The questions which drove the novel forward were bare and primal but at the same time inseparable from the crafted reality of this art form. What does it mean to see a loved one cry on stage? A loved one dying, romancing a stranger, leading an everyday life where the person in the audience has no role to play? What impact might this experience have on personal and social relationships, and on the image of the actor?
Sounds fascinating. They say that a second novel is the hardest to write. Was it?
It appears eight years after my first novel, and indeed, it took a lot of work. The story at the heart of this novel — I think I had it for a long, long time, so the whole process felt very natural, but still it was a slow and difficult birth. My first novel, too, originated in a speck of experience from real life, but most of its body was put together through intellectual deliberation, and I think that showed. By contrast, this novel has very little in it by way of ideas. It too originates in a small speck of real experience, but even the imagined body felt intensely physical as it took shape. I think that was the hardest part — cutting myself off from a legacy of the intellectual and the ideational that I drew from much 20th century fiction, even some of its obsession with craft. Unlearning was a lot harder than learning. In some ways, I like to think of The Firebird as the intrusion of a more sensual, bodily art form into one that is relatively abstract and intellectual: the theatre into the novel.
You published an academic book of criticism, Prose of the World , recently; it was shortlisted for a prestigious award. And now you are releasing your second novel, The Firebird . How is it to wear these two caps: university don and creative writer?
I suspect in one of the “caps,” as you call it, you’re fusing two roles — that of the critic and that of the academic. These can come together, but there are also critics who are not academics (by which I mean a person who is professionally affiliated with the academy), like Susan Sontag, or closer home, someone like Pankaj Mishra. Conversely, many reputed novelists, and especially most poets, these days in the U.S. are also academics, thanks to the ubiquity of university creative writing programs. So I would say it’s not a binary opposition. All these roles — critic, poet/novelist/playwright, academic, can rotate and revolve and take turns to overlap with each other.
How have these overlapping roles worked for you?
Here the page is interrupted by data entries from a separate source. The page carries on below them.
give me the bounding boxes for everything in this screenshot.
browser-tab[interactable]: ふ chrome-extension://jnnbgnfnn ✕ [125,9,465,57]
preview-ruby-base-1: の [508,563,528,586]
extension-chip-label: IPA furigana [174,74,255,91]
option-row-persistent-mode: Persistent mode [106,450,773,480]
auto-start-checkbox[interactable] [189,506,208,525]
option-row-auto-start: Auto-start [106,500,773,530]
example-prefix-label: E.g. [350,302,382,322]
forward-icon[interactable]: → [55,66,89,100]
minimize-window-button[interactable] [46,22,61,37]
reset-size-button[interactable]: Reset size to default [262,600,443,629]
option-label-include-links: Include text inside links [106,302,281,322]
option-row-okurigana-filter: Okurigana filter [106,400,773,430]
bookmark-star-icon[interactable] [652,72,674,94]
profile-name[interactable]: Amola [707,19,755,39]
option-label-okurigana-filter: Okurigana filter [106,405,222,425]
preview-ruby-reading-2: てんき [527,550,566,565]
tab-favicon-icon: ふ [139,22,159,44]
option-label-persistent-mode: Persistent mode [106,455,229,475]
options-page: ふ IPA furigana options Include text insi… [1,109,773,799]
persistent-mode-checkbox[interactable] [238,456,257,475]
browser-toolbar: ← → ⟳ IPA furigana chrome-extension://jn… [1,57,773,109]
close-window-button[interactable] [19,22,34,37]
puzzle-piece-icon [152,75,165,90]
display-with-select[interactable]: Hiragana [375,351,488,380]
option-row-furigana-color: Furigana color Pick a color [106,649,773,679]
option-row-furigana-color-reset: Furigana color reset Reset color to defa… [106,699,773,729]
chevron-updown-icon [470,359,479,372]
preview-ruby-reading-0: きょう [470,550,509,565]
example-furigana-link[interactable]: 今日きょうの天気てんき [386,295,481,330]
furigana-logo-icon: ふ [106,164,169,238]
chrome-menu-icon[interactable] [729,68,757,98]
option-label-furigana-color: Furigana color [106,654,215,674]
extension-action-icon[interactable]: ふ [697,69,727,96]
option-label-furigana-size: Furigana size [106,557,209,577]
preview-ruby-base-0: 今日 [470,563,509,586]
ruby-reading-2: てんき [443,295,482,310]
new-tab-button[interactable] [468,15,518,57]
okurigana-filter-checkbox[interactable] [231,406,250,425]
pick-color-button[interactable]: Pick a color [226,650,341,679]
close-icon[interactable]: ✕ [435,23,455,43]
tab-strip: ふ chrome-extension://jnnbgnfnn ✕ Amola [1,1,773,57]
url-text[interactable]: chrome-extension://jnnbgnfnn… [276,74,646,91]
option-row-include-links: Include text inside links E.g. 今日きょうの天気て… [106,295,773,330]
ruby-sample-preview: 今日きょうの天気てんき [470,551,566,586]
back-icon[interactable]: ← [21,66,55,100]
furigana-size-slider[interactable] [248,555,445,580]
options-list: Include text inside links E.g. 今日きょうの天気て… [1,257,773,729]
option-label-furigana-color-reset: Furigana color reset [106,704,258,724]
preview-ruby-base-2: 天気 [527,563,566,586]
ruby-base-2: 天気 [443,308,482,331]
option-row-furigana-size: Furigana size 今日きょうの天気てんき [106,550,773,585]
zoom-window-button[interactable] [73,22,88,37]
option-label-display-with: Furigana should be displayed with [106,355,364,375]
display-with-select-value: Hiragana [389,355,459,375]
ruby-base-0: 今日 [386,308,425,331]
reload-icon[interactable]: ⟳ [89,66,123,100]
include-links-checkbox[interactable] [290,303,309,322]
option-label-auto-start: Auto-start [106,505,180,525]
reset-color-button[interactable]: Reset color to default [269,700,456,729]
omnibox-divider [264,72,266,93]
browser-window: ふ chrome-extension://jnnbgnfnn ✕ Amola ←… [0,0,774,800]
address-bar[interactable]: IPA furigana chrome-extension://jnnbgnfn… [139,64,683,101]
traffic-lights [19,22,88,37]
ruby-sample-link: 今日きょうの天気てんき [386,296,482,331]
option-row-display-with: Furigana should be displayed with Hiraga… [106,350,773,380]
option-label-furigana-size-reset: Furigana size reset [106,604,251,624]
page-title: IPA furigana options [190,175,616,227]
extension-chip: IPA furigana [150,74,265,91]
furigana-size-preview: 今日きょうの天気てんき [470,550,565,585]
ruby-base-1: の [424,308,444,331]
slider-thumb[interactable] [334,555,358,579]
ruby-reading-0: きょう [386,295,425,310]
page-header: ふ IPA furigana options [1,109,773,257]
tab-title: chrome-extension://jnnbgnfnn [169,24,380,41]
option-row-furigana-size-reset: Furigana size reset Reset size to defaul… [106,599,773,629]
For me, being a critic and being a fiction writer feel equally natural — I would say I am more of a ‘critic’ than a ‘scholar,’ though obviously they are not fully separable. The habit of writing fiction, I think, makes my criticism somewhat playful and idiosyncratic. The comparative approach of Prose of the World , with its emphasis on emotion and affect, has been described by many in these terms. Being a professional academic, now that is a more complicated affair. I love teaching, and academia also gives you a lifestyle and work-habits more in your control than most jobs, and being a literary academic you get paid to read stuff you love — all of which is nice. But on the other hand, academia can also feel like a closed universe, and its rarefied air can make a poet or a novelist a bit short of breath sometimes. But at the end of the day, these are categories one inhabits in terms of profession and livelihood — at one level, I simply think of myself as a writer. I write when I have something to say. What form the writing takes is a secondary issue — it is primarily one of craft and technique.